Dr. Marie Maynard Daly


Biochemist

Dr. Marie Daly was the first African American woman to receive a doctorate in chemistry in the United States. After she earned her bachelor’s degree in chemistry from Queens College in 1942, Daly completed her master’s degree at New York University in only one year. At Columbia University, she studied how bodily compounds contribute to digestion and earned her doctoral degree in just three years. Her postdoctoral research at the Rockefeller Institute focused on the composition of the cell’s nucleus and how proteins are metabolized. She taught at Howard University, Columbia University and the Albert Einstein College of Medicine. While devoting her time to research, Daly helped develop programs aimed at increasing minority enrollment in medical school and graduate programs.

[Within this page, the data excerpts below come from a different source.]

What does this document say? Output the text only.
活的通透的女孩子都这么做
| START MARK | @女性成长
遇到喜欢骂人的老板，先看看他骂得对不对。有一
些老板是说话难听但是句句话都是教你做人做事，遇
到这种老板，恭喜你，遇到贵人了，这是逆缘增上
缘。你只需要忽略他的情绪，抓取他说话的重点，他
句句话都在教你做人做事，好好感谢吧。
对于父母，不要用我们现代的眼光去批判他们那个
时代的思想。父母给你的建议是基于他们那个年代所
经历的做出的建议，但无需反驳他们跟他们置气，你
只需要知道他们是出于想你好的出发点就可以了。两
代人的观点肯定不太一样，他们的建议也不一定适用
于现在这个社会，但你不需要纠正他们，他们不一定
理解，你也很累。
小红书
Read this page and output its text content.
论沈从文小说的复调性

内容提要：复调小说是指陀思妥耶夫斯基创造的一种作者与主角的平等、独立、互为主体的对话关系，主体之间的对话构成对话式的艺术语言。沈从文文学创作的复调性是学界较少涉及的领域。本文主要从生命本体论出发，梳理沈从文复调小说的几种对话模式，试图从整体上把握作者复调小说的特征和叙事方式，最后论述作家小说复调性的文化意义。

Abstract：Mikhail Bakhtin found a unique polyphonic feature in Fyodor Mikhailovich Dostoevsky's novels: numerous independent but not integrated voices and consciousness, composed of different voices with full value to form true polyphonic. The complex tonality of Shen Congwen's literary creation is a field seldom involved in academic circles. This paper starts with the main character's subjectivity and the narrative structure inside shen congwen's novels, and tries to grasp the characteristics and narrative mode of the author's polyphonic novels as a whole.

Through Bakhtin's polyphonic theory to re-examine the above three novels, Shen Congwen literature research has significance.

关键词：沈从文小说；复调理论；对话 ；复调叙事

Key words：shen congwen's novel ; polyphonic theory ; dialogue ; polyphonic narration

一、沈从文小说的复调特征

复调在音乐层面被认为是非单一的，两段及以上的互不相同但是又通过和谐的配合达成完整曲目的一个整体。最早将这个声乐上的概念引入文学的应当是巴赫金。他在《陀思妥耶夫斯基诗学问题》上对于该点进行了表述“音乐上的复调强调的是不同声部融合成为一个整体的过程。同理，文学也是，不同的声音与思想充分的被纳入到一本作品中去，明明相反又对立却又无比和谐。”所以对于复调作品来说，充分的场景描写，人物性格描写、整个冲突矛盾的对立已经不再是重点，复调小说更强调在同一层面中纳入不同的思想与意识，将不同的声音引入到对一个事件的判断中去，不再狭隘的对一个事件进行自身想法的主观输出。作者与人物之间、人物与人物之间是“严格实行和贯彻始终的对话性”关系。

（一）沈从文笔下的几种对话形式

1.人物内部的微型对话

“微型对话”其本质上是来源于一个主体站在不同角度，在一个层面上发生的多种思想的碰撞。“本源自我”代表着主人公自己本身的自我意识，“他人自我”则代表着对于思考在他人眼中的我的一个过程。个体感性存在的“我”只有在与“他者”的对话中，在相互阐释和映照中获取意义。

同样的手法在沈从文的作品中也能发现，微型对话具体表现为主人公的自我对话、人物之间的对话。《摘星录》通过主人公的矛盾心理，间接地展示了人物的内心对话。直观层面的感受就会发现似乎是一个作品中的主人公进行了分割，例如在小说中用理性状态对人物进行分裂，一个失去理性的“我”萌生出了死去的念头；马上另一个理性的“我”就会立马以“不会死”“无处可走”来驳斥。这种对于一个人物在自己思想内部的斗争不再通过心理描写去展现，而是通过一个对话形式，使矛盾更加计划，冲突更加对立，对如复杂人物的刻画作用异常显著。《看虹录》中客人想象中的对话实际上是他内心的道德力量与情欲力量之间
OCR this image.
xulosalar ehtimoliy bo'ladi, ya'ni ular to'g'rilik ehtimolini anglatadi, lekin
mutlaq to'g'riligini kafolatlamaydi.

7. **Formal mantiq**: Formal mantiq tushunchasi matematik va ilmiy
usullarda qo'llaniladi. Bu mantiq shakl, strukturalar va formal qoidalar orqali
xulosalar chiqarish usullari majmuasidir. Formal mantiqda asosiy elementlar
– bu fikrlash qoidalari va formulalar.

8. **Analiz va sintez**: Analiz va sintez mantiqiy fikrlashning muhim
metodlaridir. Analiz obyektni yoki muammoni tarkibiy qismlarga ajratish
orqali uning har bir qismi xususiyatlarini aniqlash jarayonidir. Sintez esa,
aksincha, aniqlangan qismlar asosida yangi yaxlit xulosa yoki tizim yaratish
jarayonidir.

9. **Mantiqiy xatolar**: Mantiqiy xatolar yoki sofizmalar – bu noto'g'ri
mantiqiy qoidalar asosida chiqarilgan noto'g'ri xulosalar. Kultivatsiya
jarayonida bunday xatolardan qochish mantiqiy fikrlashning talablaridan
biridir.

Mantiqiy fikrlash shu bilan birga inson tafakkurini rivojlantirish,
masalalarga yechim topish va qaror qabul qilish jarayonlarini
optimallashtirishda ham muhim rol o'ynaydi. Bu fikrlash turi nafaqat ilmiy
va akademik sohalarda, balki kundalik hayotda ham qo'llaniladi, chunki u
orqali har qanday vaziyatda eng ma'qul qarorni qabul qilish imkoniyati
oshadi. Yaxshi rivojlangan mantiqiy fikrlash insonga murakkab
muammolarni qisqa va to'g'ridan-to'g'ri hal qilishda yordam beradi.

In 1988, she created a scholarship fund at Queens College for African American science graduates.


Mary Elliott Hill


Organic and Analytical Chemist

Mary Elliott Hill was an organic and analytical chemist, born in North Carolina. She attended the Virginia State College for Negroes, now Virginia State University (VSU) from 1925-1929. She taught at VSU and took graduate courses at the University of Pennsylvania. She was one of the earliest African American women to acquire her master’s degree in chemistry (1941). Her work specified in ultraviolet light and using that to develop analytic methodology. While an associate professor and acting head of the chemistry department at Kentucky State University, she collaborated with her husband Carl McClellan Hill in developing the ketene synthesis, which aided in the development in plastics.